Pixels have traditionally used Qualcomm Snapdragon CPUs; however, we recently learned that Google is developing its own system-on-a-chip (SoC) hardware in tandem with Samsung.
What we don’t know is how Google SoCs will outperform Snapdragon – or Apple’s own Bionic SoC chips. Now that the cat’s out of the bag, Google should fully outline how its Whitechapel chips will stack up against the competition – and get people excited to wait for its Fall 2021 phones.
New Fitbit hardware or Wear OS updates
If there’s a perfect time for Google to explain its Fitbit plans, and potentially unveil a new Fitbit device with increased Google Assistant/ Wear OS synergy, it’s during Google IO 2021.
A recent Gboard update for Wear OS mentioned more to come for the smartwatch operating system later this year, so we might well hear about additional upgrades at this developer event – the event schedule certainly suggests that.
Even if there isn’t new hardware to show off, Google could and should try to make its Wear OS more exciting for consumers. The upcoming Galaxy Watch 4 is switching to Wear OS, but we argued that the switch doesn’t make sense because Wear OS isn’t particularly enjoyable to use.
Google needs to use its upcoming conference to sell us on how Wear OS watches will grow to become more worthy competitors to the Apple Watch Series.
A new Chromecast?
We recently spotted an FCC listing suggesting that Google is working on a new Chromecast with a rechargeable battery – or potentially a new Nest Audio.

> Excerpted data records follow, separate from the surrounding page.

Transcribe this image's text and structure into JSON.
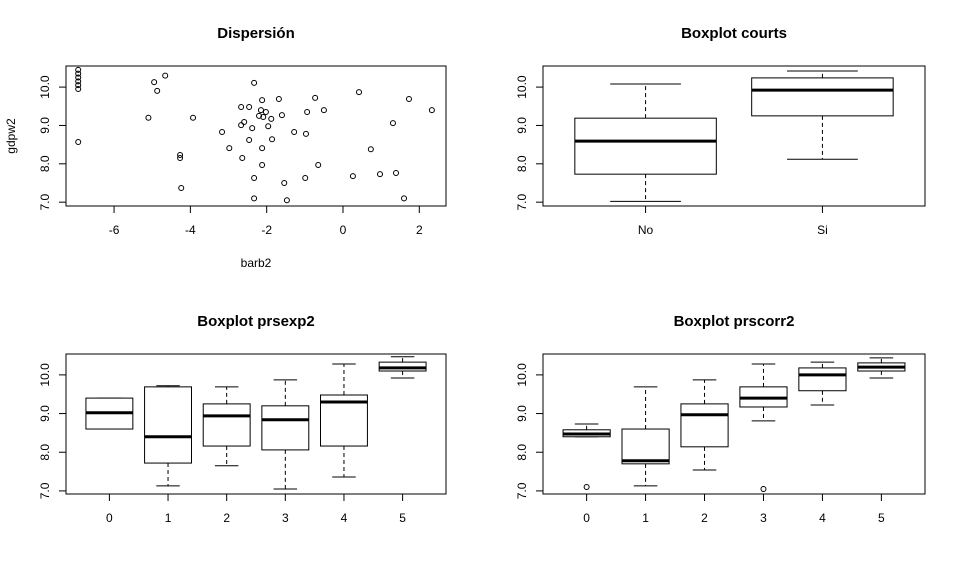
{
  "chart_data": [
    {
      "type": "scatter",
      "title": "Dispersión",
      "xlabel": "barb2",
      "ylabel": "gdpw2",
      "x": [
        -6.94,
        -6.94,
        -6.94,
        -6.94,
        -6.94,
        -6.94,
        -6.94,
        -4.95,
        -4.87,
        -4.66,
        -5.1,
        -3.93,
        -4.27,
        -4.27,
        -4.24,
        -3.17,
        -2.98,
        -2.67,
        -2.46,
        -2.67,
        -2.59,
        -2.64,
        -2.46,
        -2.38,
        -2.33,
        -2.33,
        -2.33,
        -2.2,
        -2.15,
        -2.12,
        -2.09,
        -2.12,
        -2.12,
        -2.02,
        -1.96,
        -1.88,
        -1.86,
        -1.68,
        -1.6,
        -1.54,
        -1.47,
        -1.28,
        -0.99,
        -0.97,
        -0.94,
        -0.73,
        -0.65,
        -0.5,
        0.26,
        0.42,
        0.73,
        0.97,
        1.31,
        1.39,
        1.6,
        1.73,
        2.33
      ],
      "y": [
        10.45,
        10.35,
        10.25,
        10.15,
        10.05,
        9.95,
        8.57,
        10.13,
        9.9,
        10.3,
        9.2,
        9.2,
        8.23,
        8.15,
        7.37,
        8.83,
        8.41,
        9.48,
        9.48,
        9.01,
        9.09,
        8.15,
        8.62,
        8.93,
        10.11,
        7.63,
        7.1,
        9.25,
        9.4,
        9.66,
        9.22,
        8.41,
        7.97,
        9.35,
        8.98,
        9.17,
        8.64,
        9.69,
        9.27,
        7.5,
        7.05,
        8.83,
        7.63,
        8.78,
        9.35,
        9.72,
        7.97,
        9.4,
        7.68,
        9.87,
        8.38,
        7.73,
        9.06,
        7.76,
        7.1,
        9.69,
        9.4
      ],
      "xlim": [
        -7.26,
        2.7
      ],
      "xticks": [
        -6,
        -4,
        -2,
        0,
        2
      ],
      "ylim": [
        6.9,
        10.55
      ],
      "yticks": [
        {
          "value": 7,
          "label": "7.0"
        },
        {
          "value": 8,
          "label": "8.0"
        },
        {
          "value": 9,
          "label": "9.0"
        },
        {
          "value": 10,
          "label": "10.0"
        }
      ]
    },
    {
      "type": "boxplot",
      "title": "Boxplot courts",
      "categories": [
        "No",
        "Si"
      ],
      "boxes": [
        {
          "whisker_low": 7.02,
          "q1": 7.73,
          "median": 8.59,
          "q3": 9.19,
          "whisker_high": 10.08
        },
        {
          "whisker_low": 8.12,
          "q1": 9.25,
          "median": 9.92,
          "q3": 10.24,
          "whisker_high": 10.42
        }
      ],
      "ylim": [
        6.9,
        10.55
      ],
      "yticks": [
        {
          "value": 7,
          "label": "7.0"
        },
        {
          "value": 8,
          "label": "8.0"
        },
        {
          "value": 9,
          "label": "9.0"
        },
        {
          "value": 10,
          "label": "10.0"
        }
      ]
    },
    {
      "type": "boxplot",
      "title": "Boxplot prsexp2",
      "categories": [
        "0",
        "1",
        "2",
        "3",
        "4",
        "5"
      ],
      "boxes": [
        {
          "whisker_low": 8.6,
          "q1": 8.6,
          "median": 9.02,
          "q3": 9.4,
          "whisker_high": 9.4
        },
        {
          "whisker_low": 7.13,
          "q1": 7.72,
          "median": 8.4,
          "q3": 9.69,
          "whisker_high": 9.72
        },
        {
          "whisker_low": 7.65,
          "q1": 8.16,
          "median": 8.94,
          "q3": 9.25,
          "whisker_high": 9.69
        },
        {
          "whisker_low": 7.05,
          "q1": 8.06,
          "median": 8.84,
          "q3": 9.2,
          "whisker_high": 9.87
        },
        {
          "whisker_low": 7.36,
          "q1": 8.16,
          "median": 9.3,
          "q3": 9.48,
          "whisker_high": 10.28
        },
        {
          "whisker_low": 9.92,
          "q1": 10.1,
          "median": 10.18,
          "q3": 10.33,
          "whisker_high": 10.47
        }
      ],
      "ylim": [
        6.92,
        10.54
      ],
      "yticks": [
        {
          "value": 7,
          "label": "7.0"
        },
        {
          "value": 8,
          "label": "8.0"
        },
        {
          "value": 9,
          "label": "9.0"
        },
        {
          "value": 10,
          "label": "10.0"
        }
      ]
    },
    {
      "type": "boxplot",
      "title": "Boxplot prscorr2",
      "categories": [
        "0",
        "1",
        "2",
        "3",
        "4",
        "5"
      ],
      "boxes": [
        {
          "whisker_low": 8.4,
          "q1": 8.4,
          "median": 8.47,
          "q3": 8.58,
          "whisker_high": 8.73,
          "outliers": [
            7.1
          ]
        },
        {
          "whisker_low": 7.13,
          "q1": 7.7,
          "median": 7.78,
          "q3": 8.6,
          "whisker_high": 9.69
        },
        {
          "whisker_low": 7.54,
          "q1": 8.14,
          "median": 8.97,
          "q3": 9.25,
          "whisker_high": 9.87
        },
        {
          "whisker_low": 8.81,
          "q1": 9.17,
          "median": 9.4,
          "q3": 9.69,
          "whisker_high": 10.28,
          "outliers": [
            7.05
          ]
        },
        {
          "whisker_low": 9.22,
          "q1": 9.59,
          "median": 10.0,
          "q3": 10.18,
          "whisker_high": 10.33
        },
        {
          "whisker_low": 9.92,
          "q1": 10.1,
          "median": 10.2,
          "q3": 10.31,
          "whisker_high": 10.44
        }
      ],
      "ylim": [
        6.92,
        10.54
      ],
      "yticks": [
        {
          "value": 7,
          "label": "7.0"
        },
        {
          "value": 8,
          "label": "8.0"
        },
        {
          "value": 9,
          "label": "9.0"
        },
        {
          "value": 10,
          "label": "10.0"
        }
      ]
    }
  ]
}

While we’re big fans of the Chromecast with Google TV, there’s room in the market for an upgraded dongle to replace the now-unavailable Chromecast Ultra. One that can play Google Stadia games, has a built-in ethernet port without an adapter and can open and stream apps more quickly.
We’re not positive this device will show up at Google IO 2021, because Google said the device must remain confidential until September 24. That would take it well past the expected conference date. However, this could just be extra padding, with the actual reveal due out in June.